WITH school chilren breaking up for the Christmas and New Year holiday I am sure many will be finalising their lists for Santa. We can imagine what will be on those lists in this age of the technological gadget.
But what did these children have to look forward to in this weeks featured photograph just before the First World War at Bailiff Bridge School on Victoria Road?
Many would have attended the services and concerts at the village methodist church. With most parents and grandparents in the village working at Firth’s carpet mill, there would be the works parties that were held for the children of employees.
Looking back at our own childhood days once we broke up from school for Christmas, the snow was already crisp on the fields and streets and remained there until it was time to go back to school in the New Year. These children like the many others would no doubt have raced down the same sledging piste at the end of Ripley Street. In my childhood days this was, and still is, referred to as Jasper Hill.
Some years at the end of Ripley Street there would be anything from 200 to 300 people taking their turn down the well worn snow tracks. Many of you may recall when you and your sledge would end up in the stream at the bottom. Ending up there gained you a certain amount of kudos and a bit of a reputation amongst the youngsters.
These were the great days of the craftsman made wooden sledge with fine metal strips that had to be kept polished if you really wanted to make it to that stream.
Year after year we had this to look forward to, but what had these pre First World War children have to look forward to with the war of all wars just around the corner.
I am pretty sure that the future lives of all these children would have been almost set in stone. As soon as they were old enough they would be joining their parents and in some cases grandparents as well working at Firth’s.
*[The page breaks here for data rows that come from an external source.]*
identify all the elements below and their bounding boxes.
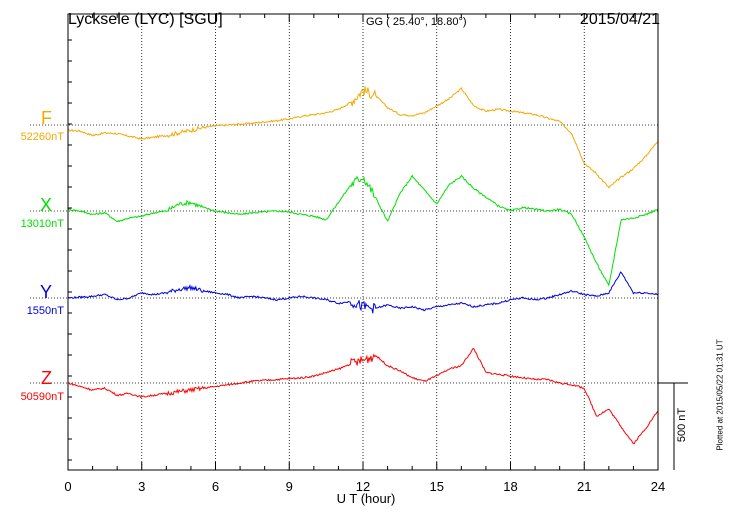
x-tick-label-3: 3 bbox=[138, 479, 146, 494]
scale-bar bbox=[658, 382, 688, 470]
x-tick-label-9: 9 bbox=[285, 479, 293, 494]
x-tick-label-0: 0 bbox=[64, 479, 72, 494]
series-line-x bbox=[67, 174, 659, 287]
series-line-y bbox=[67, 271, 659, 314]
x-tick-label-15: 15 bbox=[429, 479, 444, 494]
baseline-label-x: 13010nT bbox=[20, 218, 64, 230]
baseline-label-z: 50590nT bbox=[20, 391, 64, 403]
baseline-label-y: 1550nT bbox=[26, 305, 64, 317]
x-tick-label-12: 12 bbox=[355, 479, 371, 494]
x-tick-label-24: 24 bbox=[650, 479, 666, 494]
axis-ticks bbox=[67, 14, 659, 470]
component-label-f: F bbox=[41, 108, 52, 128]
station-title: Lycksele (LYC) [SGU] bbox=[68, 11, 223, 28]
series-line-f bbox=[67, 86, 659, 189]
grid bbox=[30, 14, 658, 470]
x-tick-label-21: 21 bbox=[577, 479, 592, 494]
scale-bar-label: 500 nT bbox=[676, 407, 688, 443]
coordinates-label: GG ( 25.40°, 18.80°) bbox=[366, 16, 467, 28]
x-tick-label-6: 6 bbox=[211, 479, 220, 494]
series-lines bbox=[67, 86, 659, 445]
component-label-x: X bbox=[39, 195, 52, 215]
component-label-z: Z bbox=[41, 368, 52, 388]
x-tick-label-18: 18 bbox=[503, 479, 518, 494]
plotted-timestamp: Plotted at 2015/05/22 01:31 UT bbox=[715, 339, 725, 451]
component-label-y: Y bbox=[39, 282, 52, 302]
baseline-label-f: 52260nT bbox=[20, 131, 64, 143]
series-line-z bbox=[67, 347, 659, 445]
x-axis-label: U T (hour) bbox=[336, 491, 396, 506]
date-label: 2015/04/21 bbox=[579, 11, 660, 28]
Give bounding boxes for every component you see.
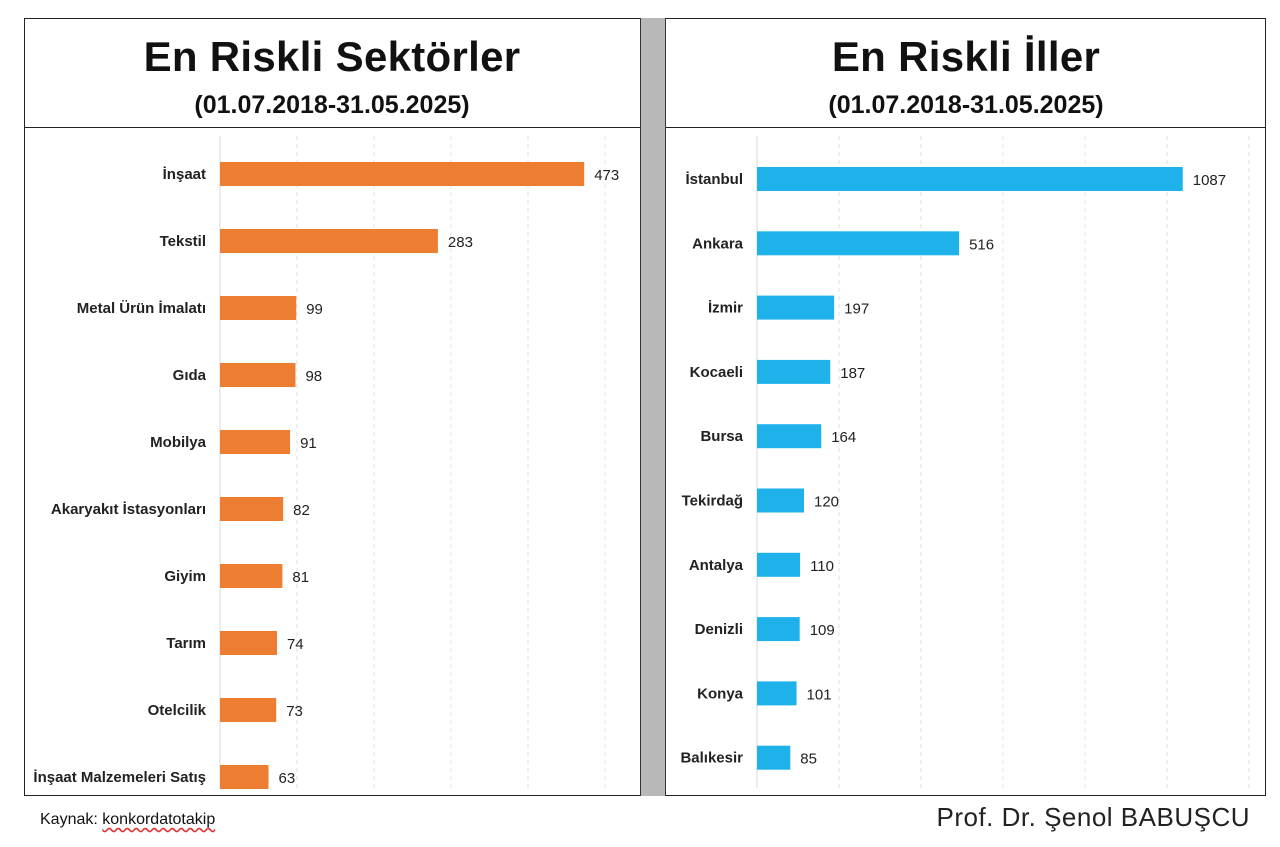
sector-category-label: Mobilya	[150, 434, 206, 451]
province-value-label: 110	[810, 558, 834, 575]
sector-category-label: Otelcilik	[148, 702, 207, 719]
province-value-label: 109	[810, 622, 835, 639]
sector-value-label: 73	[286, 703, 303, 720]
province-bar	[757, 167, 1183, 191]
sector-category-label: İnşaat Malzemeleri Satış	[33, 769, 206, 786]
provinces-title: En Riskli İller	[831, 33, 1101, 80]
sector-value-label: 74	[287, 636, 304, 653]
source-prefix: Kaynak:	[40, 811, 103, 828]
sector-bar	[220, 162, 585, 186]
province-category-label: Denizli	[695, 621, 743, 638]
province-bar	[757, 681, 797, 706]
panel-divider	[640, 18, 666, 796]
province-bar	[757, 552, 801, 577]
sectors-title: En Riskli Sektörler	[143, 33, 521, 80]
province-category-label: İzmir	[708, 300, 743, 317]
sector-bar	[220, 430, 291, 454]
province-category-label: Antalya	[689, 557, 744, 574]
province-value-label: 516	[969, 236, 994, 253]
province-bar	[757, 617, 800, 642]
sector-bar	[220, 698, 277, 722]
province-category-label: Kocaeli	[690, 364, 743, 381]
sector-bar	[220, 229, 438, 253]
province-category-label: Konya	[697, 685, 744, 702]
sector-value-label: 473	[594, 167, 619, 184]
sector-bar	[220, 631, 277, 655]
province-value-label: 187	[840, 365, 865, 382]
provinces-panel: En Riskli İller (01.07.2018-31.05.2025) …	[666, 18, 1266, 796]
sector-value-label: 99	[306, 301, 323, 318]
provinces-plot: İstanbul 1087 Ankara 516 İzmir 197 Kocaeli 187 B…	[666, 128, 1266, 796]
sector-category-label: Tekstil	[160, 233, 206, 250]
provinces-header: En Riskli İller (01.07.2018-31.05.2025)	[666, 18, 1266, 128]
sector-bar	[220, 296, 297, 320]
sector-value-label: 63	[279, 770, 296, 787]
sector-category-label: Akaryakıt İstasyonları	[51, 501, 206, 518]
sectors-plot: İnşaat 473 Tekstil 283 Metal Ürün İmalatı 99 G…	[24, 128, 640, 796]
sector-bar	[220, 765, 269, 789]
province-bar	[757, 231, 960, 256]
sector-value-label: 98	[305, 368, 322, 385]
provinces-bar-chart: İstanbul 1087 Ankara 516 İzmir 197 Kocaeli 187 B…	[680, 136, 1250, 788]
sector-category-label: Metal Ürün İmalatı	[77, 300, 206, 317]
sector-bar	[220, 363, 296, 387]
province-category-label: Balıkesir	[680, 750, 743, 767]
province-category-label: Bursa	[700, 428, 743, 445]
provinces-subtitle: (01.07.2018-31.05.2025)	[828, 91, 1104, 119]
province-value-label: 85	[800, 751, 817, 768]
province-value-label: 120	[814, 494, 839, 511]
sector-category-label: İnşaat	[163, 166, 206, 183]
province-value-label: 197	[844, 301, 869, 318]
sector-value-label: 283	[448, 234, 473, 251]
sector-bar	[220, 564, 283, 588]
sector-category-label: Gıda	[173, 367, 207, 384]
province-category-label: Tekirdağ	[682, 493, 743, 510]
province-category-label: İstanbul	[685, 171, 743, 188]
province-category-label: Ankara	[692, 235, 744, 252]
province-bar	[757, 424, 822, 449]
province-bar	[757, 359, 831, 384]
source-link[interactable]: konkordatotakip	[102, 811, 216, 828]
sector-category-label: Tarım	[166, 635, 206, 652]
sector-value-label: 81	[292, 569, 309, 586]
sector-bar	[220, 497, 284, 521]
province-bar	[757, 295, 835, 320]
province-bar	[757, 488, 804, 513]
sector-value-label: 91	[300, 435, 317, 452]
sectors-header: En Riskli Sektörler (01.07.2018-31.05.20…	[24, 18, 640, 128]
sectors-subtitle: (01.07.2018-31.05.2025)	[194, 91, 470, 119]
province-value-label: 101	[807, 686, 832, 703]
sector-value-label: 82	[293, 502, 310, 519]
province-value-label: 1087	[1193, 172, 1226, 189]
sectors-panel: En Riskli Sektörler (01.07.2018-31.05.20…	[24, 18, 640, 796]
sectors-bar-chart: İnşaat 473 Tekstil 283 Metal Ürün İmalatı 99 G…	[33, 136, 619, 789]
province-value-label: 164	[831, 429, 856, 446]
sector-category-label: Giyim	[164, 568, 206, 585]
source-note: Kaynak: konkordatotakip	[40, 811, 215, 829]
province-bar	[757, 745, 791, 770]
author-credit: Prof. Dr. Şenol BABUŞCU	[936, 802, 1250, 832]
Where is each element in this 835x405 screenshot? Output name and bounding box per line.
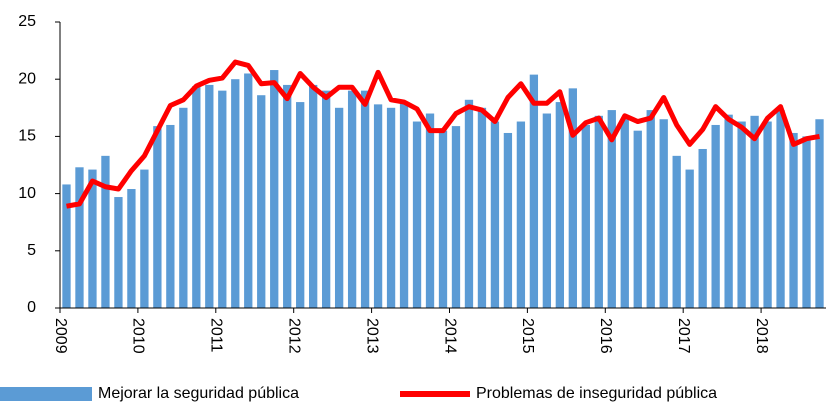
bar <box>646 110 655 308</box>
bar <box>711 124 720 309</box>
x-tick-label: 2015 <box>519 318 536 354</box>
bar <box>75 167 84 308</box>
x-tick-label: 2018 <box>753 318 770 354</box>
bar <box>88 169 97 308</box>
x-tick-label: 2013 <box>363 318 380 354</box>
bar <box>257 95 266 308</box>
bar <box>490 121 500 308</box>
legend-label: Mejorar la seguridad pública <box>98 385 299 402</box>
y-tick-label: 20 <box>18 70 36 87</box>
bar <box>412 121 422 308</box>
bar <box>698 148 707 308</box>
bar <box>464 99 474 309</box>
x-tick-label: 2014 <box>441 318 458 354</box>
bar <box>399 102 409 308</box>
y-tick-label: 25 <box>18 13 36 30</box>
bar <box>581 124 590 309</box>
bar <box>321 90 331 308</box>
bar <box>360 90 370 308</box>
bar <box>192 86 201 309</box>
bar <box>477 107 487 308</box>
bar <box>529 74 539 309</box>
bar <box>438 130 448 308</box>
bar <box>802 136 811 308</box>
y-tick-label: 0 <box>27 299 36 316</box>
bar <box>815 119 824 309</box>
x-tick-label: 2010 <box>130 318 147 354</box>
bar <box>244 73 253 308</box>
bar <box>672 155 681 308</box>
bar <box>373 104 383 308</box>
x-tick-label: 2016 <box>597 318 614 354</box>
bar <box>386 107 396 308</box>
bar <box>750 115 759 308</box>
y-tick-label: 5 <box>27 242 36 259</box>
bar <box>503 132 513 308</box>
bar <box>620 119 629 309</box>
bar <box>270 70 279 308</box>
bar <box>296 102 305 308</box>
bar <box>347 90 357 308</box>
bar <box>127 189 136 308</box>
line <box>66 59 820 209</box>
bar <box>179 107 188 308</box>
bar <box>776 110 785 308</box>
bar <box>218 90 227 308</box>
bar <box>231 79 240 308</box>
bar <box>140 169 149 308</box>
bar <box>659 119 668 309</box>
x-tick-label: 2009 <box>52 318 69 354</box>
bar <box>101 155 110 308</box>
y-tick-label: 10 <box>18 185 36 202</box>
bar <box>114 197 123 308</box>
bar <box>555 102 565 308</box>
x-tick-label: 2012 <box>285 318 302 354</box>
bar <box>789 132 798 308</box>
bar <box>334 107 344 308</box>
bar <box>724 114 733 308</box>
bar <box>607 110 616 308</box>
legend-label: Problemas de inseguridad pública <box>476 385 717 402</box>
bar <box>153 126 162 308</box>
legend-swatch <box>0 387 92 401</box>
bar <box>309 84 318 308</box>
bar <box>594 115 603 308</box>
bar <box>737 121 746 308</box>
bar <box>283 84 292 308</box>
y-tick-label: 15 <box>18 128 36 145</box>
bar <box>568 88 577 309</box>
x-tick-label: 2017 <box>675 318 692 354</box>
bar <box>763 121 772 308</box>
bar <box>166 124 175 309</box>
bar <box>542 113 552 309</box>
bar <box>62 184 71 308</box>
bar <box>425 113 435 309</box>
bar <box>205 84 214 308</box>
bar <box>451 126 461 308</box>
bar <box>516 121 526 308</box>
bar <box>685 169 694 308</box>
bar <box>633 130 642 308</box>
x-tick-label: 2011 <box>208 318 225 353</box>
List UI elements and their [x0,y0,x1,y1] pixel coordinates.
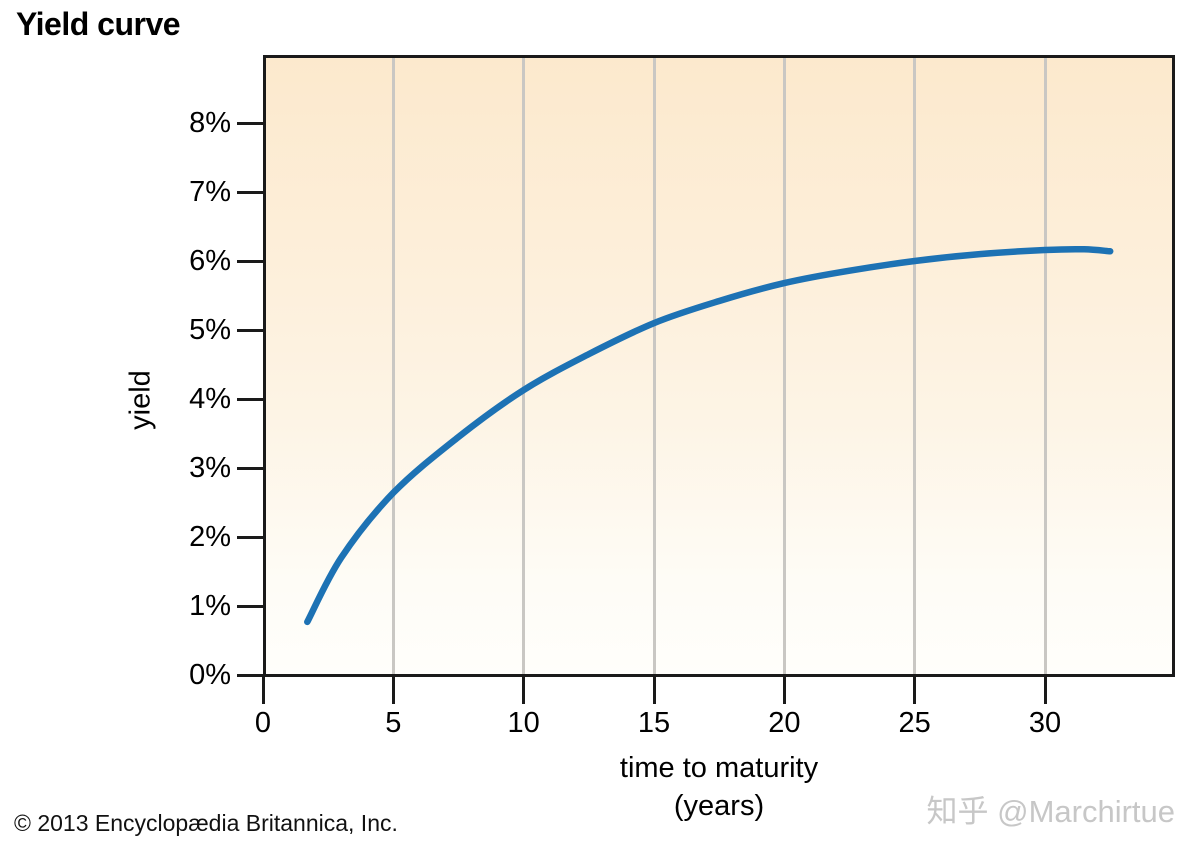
x-tick-5 [391,677,395,704]
x-tick-0 [261,677,265,704]
x-tick-label-5: 5 [385,707,402,739]
zhihu-watermark: 知乎 @Marchirtue [926,794,1175,829]
x-tick-label-10: 10 [507,707,540,739]
y-tick-label-2: 2% [189,521,231,553]
x-tick-20 [782,677,786,704]
gridline-x-20 [782,58,786,674]
gridline-x-10 [522,58,526,674]
x-tick-30 [1043,677,1047,704]
y-tick-0 [237,673,264,677]
x-tick-25 [913,677,917,704]
yield-curve-line-svg [304,245,1114,626]
x-axis-title-line2: (years) [673,790,765,822]
x-axis-title-line1: time to maturity [619,752,819,784]
gridline-x-30 [1043,58,1047,674]
y-tick-label-0: 0% [189,659,231,691]
y-tick-5 [237,328,264,332]
y-tick-2 [237,535,264,539]
y-tick-label-3: 3% [189,452,231,484]
y-tick-label-5: 5% [189,314,231,346]
y-tick-4 [237,397,264,401]
y-tick-6 [237,259,264,263]
y-tick-3 [237,466,264,470]
y-axis-title: yield [124,370,157,430]
x-tick-label-20: 20 [768,707,801,739]
chart-title: Yield curve [16,6,181,42]
y-tick-label-6: 6% [189,245,231,277]
gridline-x-25 [913,58,917,674]
x-tick-10 [522,677,526,704]
plot-area [263,55,1175,677]
x-tick-label-25: 25 [898,707,931,739]
y-tick-8 [237,121,264,125]
yield-curve-path [304,245,1114,626]
x-axis-title: time to maturity (years) [469,749,969,825]
x-tick-label-30: 30 [1028,707,1062,739]
copyright-credit: © 2013 Encyclopædia Britannica, Inc. [14,810,398,836]
x-tick-label-15: 15 [637,707,671,739]
gridline-x-15 [652,58,656,674]
y-tick-label-8: 8% [189,107,231,139]
y-tick-7 [237,190,264,194]
y-tick-label-4: 4% [189,383,231,415]
y-tick-1 [237,604,264,608]
y-tick-label-1: 1% [189,590,231,622]
x-tick-label-0: 0 [254,707,272,739]
gridline-x-5 [391,58,395,674]
x-tick-15 [652,677,656,704]
y-tick-label-7: 7% [189,176,231,208]
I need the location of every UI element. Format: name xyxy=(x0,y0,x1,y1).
The photograph of adults are the Bailiff Bridge School teaching staff. The man in the centre is Dr. Middleton Scales who was a teacher and then headmaster for most of his working life at Bailiff Bridge schools. His sister Mary Jane who is also on this photograph was a teacher at the school as well. She died in 1915 aged 61 and was interred in Lightcliffe old cemetery. Following her brother’s death he was also interred in the same family burial plot.
While all the children would be taught the three ‘Rs’ by Dr. Scales and his staff they would all be soon gainfully employed but earning very little. From 1900 wages barely kept up with prices, in 1912 a house in Barton Street opposite the Brighouse Parish Church could be rented for 3/3d per week but few could afford it. While in 1910 six houses on Allan Royd (the long row of terraced houses opposite Dews Garage) was withdrawn from an auction because as one lot all six could not make the £1,480 minimum bid, and not even Rose Villa a fine house in Rastrick could make the minimum auction price of £260 either.
Returning to the school class of 1910 I now know having looked through the baptismal records from 1874 of all the children baptised in Bailiff Bridge generations that the same families have lived in or just out of the centre of the village since that time. With many of the same families still here.
In relation to the three small boys on the front row, there is some evidence to say that they were typical mischievous little lads. They tried to wind a cat through a hand operated washing mangle this was behaviour that warranted a visit to Dr. Scales office, no doubt for a taste of the standard punishment for such behaviour of the time. All three went on to work at Firth’s with the taller boy becoming a manager.
The girl on the back row with the long dark hair lived in the village all her life.
I knew her as Mrs Tordoff living opposite Bailff Bridge Post Office in her senior years, and was the mother of Mr Winston Halstead a well known name in the publishing world who still retains his links with the village.